DE CARO, Anita

Anita de Caro - untitled

Artist Biography

1909-1998

Anita de Caro was born in New York and studied art there under Hans Hofmann. The death of her mother and an interest in an Indian religious guru saw de Caro decamp to Europe in 1932, later studying in Zurich before in 1936 moving to Paris to attend Stanley Hayter’s print workshop Atelier 17. There she met and married the engraver Roger Viellard. The couple were increasingly drawn towards abstraction and the Second Paris School, working with Roger Bissiere, Viera da Silva and others.

De Caro had her first solo exhibition in 1944 and in the later 1940s and 1950s she had a string of solo and mixed shows at major galleries in New York and Paris, such as at Galerie Maeght in 1958 and the Rose Fried Gallery the same year. She exhibited in London at the Hanover Gallery in 1952, ‘57 and ‘58. Mixed exhibitions included The Tokyo Museum of Modern Art in 1960 and in 1962 both the Smithsonian in Washington and the Museum of Modern Art in Warsaw.
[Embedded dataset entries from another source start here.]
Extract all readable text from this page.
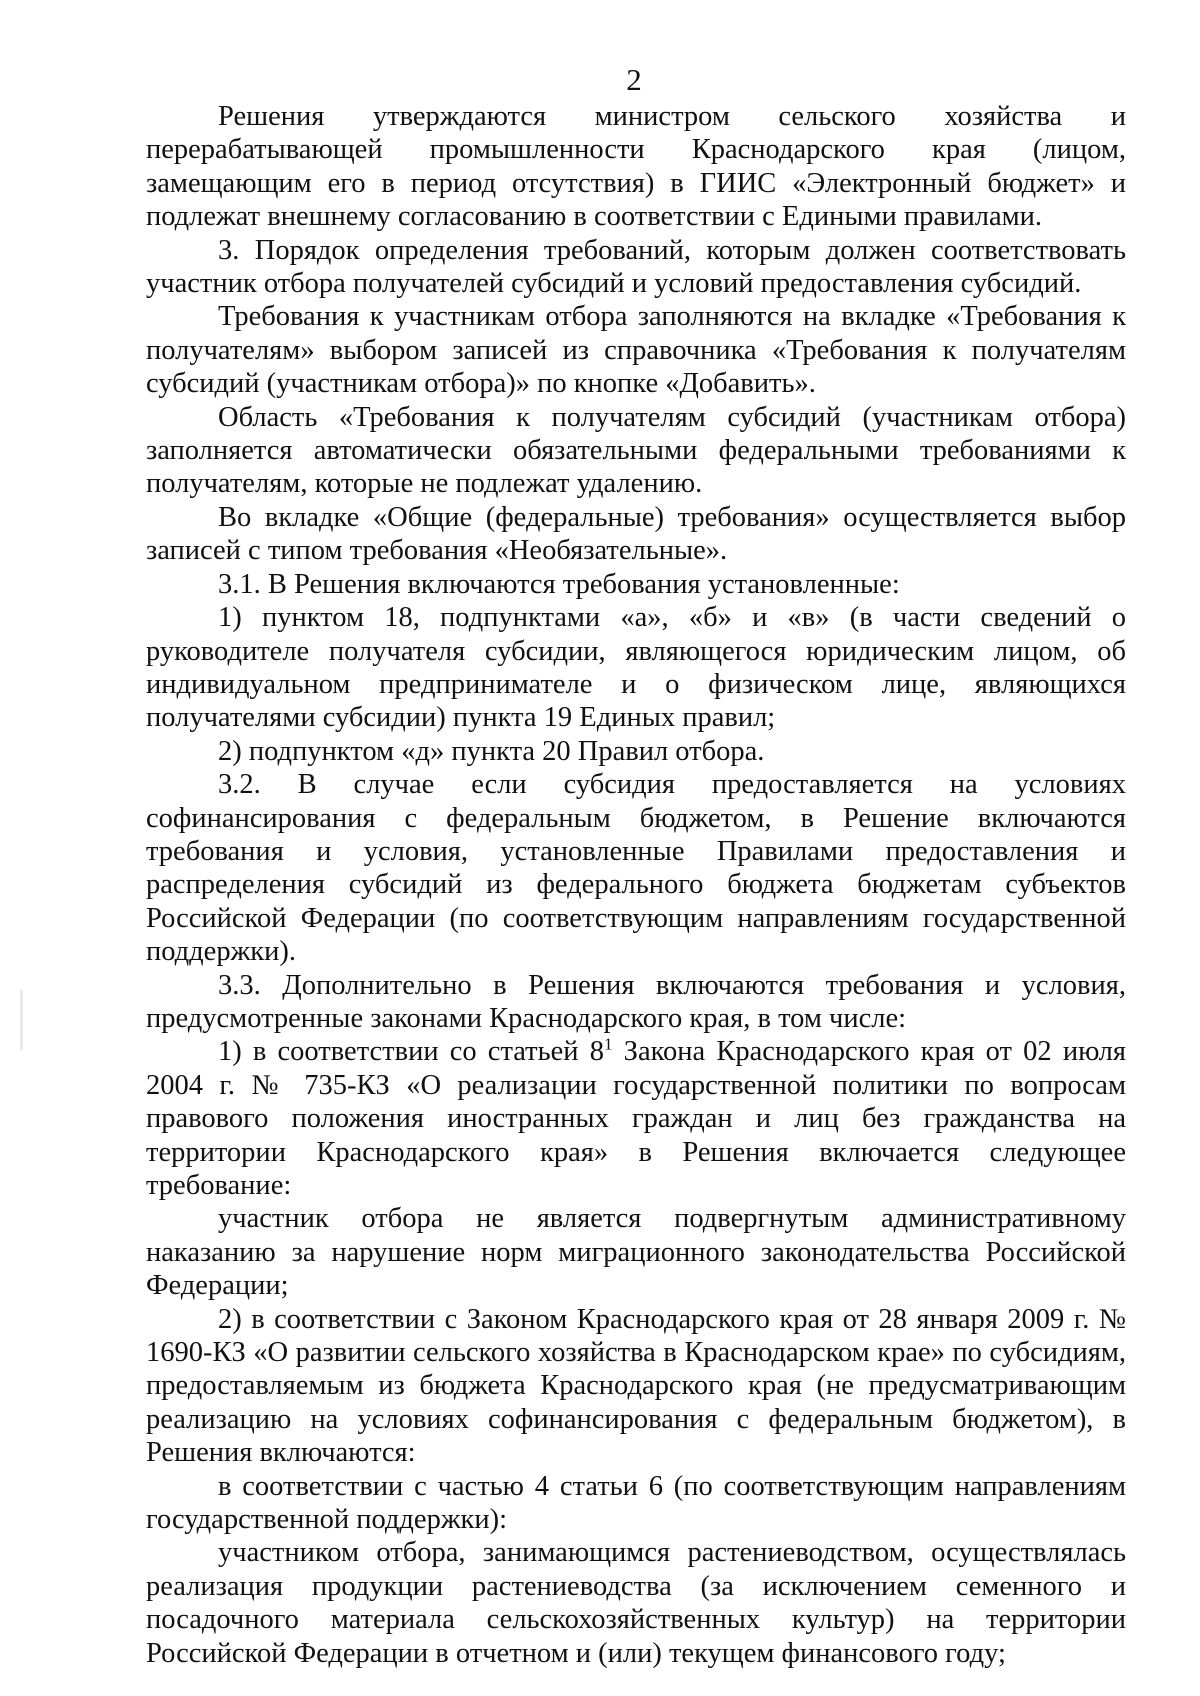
2

Решения утверждаются министром сельского хозяйства и перерабатывающей промышленности Краснодарского края (лицом, замещающим его в период отсутствия) в ГИИС «Электронный бюджет» и подлежат внешнему согласованию в соответствии с Едиными правилами.

3. Порядок определения требований, которым должен соответствовать участник отбора получателей субсидий и условий предоставления субсидий.

Требования к участникам отбора заполняются на вкладке «Требования к получателям» выбором записей из справочника «Требования к получателям субсидий (участникам отбора)» по кнопке «Добавить».

Область «Требования к получателям субсидий (участникам отбора) заполняется автоматически обязательными федеральными требованиями к получателям, которые не подлежат удалению.

Во вкладке «Общие (федеральные) требования» осуществляется выбор записей с типом требования «Необязательные».

3.1. В Решения включаются требования установленные:

1) пунктом 18, подпунктами «а», «б» и «в» (в части сведений о руководителе получателя субсидии, являющегося юридическим лицом, об индивидуальном предпринимателе и о физическом лице, являющихся получателями субсидии) пункта 19 Единых правил;

2) подпунктом «д» пункта 20 Правил отбора.

3.2. В случае если субсидия предоставляется на условиях софинансирования с федеральным бюджетом, в Решение включаются требования и условия, установленные Правилами предоставления и распределения субсидий из федерального бюджета бюджетам субъектов Российской Федерации (по соответствующим направлениям государственной поддержки).

3.3. Дополнительно в Решения включаются требования и условия, предусмотренные законами Краснодарского края, в том числе:

1) в соответствии со статьей $8^1$ Закона Краснодарского края от 02 июля 2004 г. № 735-КЗ «О реализации государственной политики по вопросам правового положения иностранных граждан и лиц без гражданства на территории Краснодарского края» в Решения включается следующее требование:

участник отбора не является подвергнутым административному наказанию за нарушение норм миграционного законодательства Российской Федерации;

2) в соответствии с Законом Краснодарского края от 28 января 2009 г. № 1690-КЗ «О развитии сельского хозяйства в Краснодарском крае» по субсидиям, предоставляемым из бюджета Краснодарского края (не предусматривающим реализацию на условиях софинансирования с федеральным бюджетом), в Решения включаются:

в соответствии с частью 4 статьи 6 (по соответствующим направлениям государственной поддержки):

участником отбора, занимающимся растениеводством, осуществлялась реализация продукции растениеводства (за исключением семенного и посадочного материала сельскохозяйственных культур) на территории Российской Федерации в отчетном и (или) текущем финансового году;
The poet Jean Tardieu said of her work it was “the synthesis between what speaks to her mind and what pleases her vision”. From the early 1960s de Caro allowed figures to start entering her abstractions and from the late 1960s to mid-1980s she was represented by the Coard Gallery in Paris. Her work is in permanent public collections including the Musee d’Art Moderne in Paris and the MUDO in Beauvais as well as the New South Wales Gallery in Australia.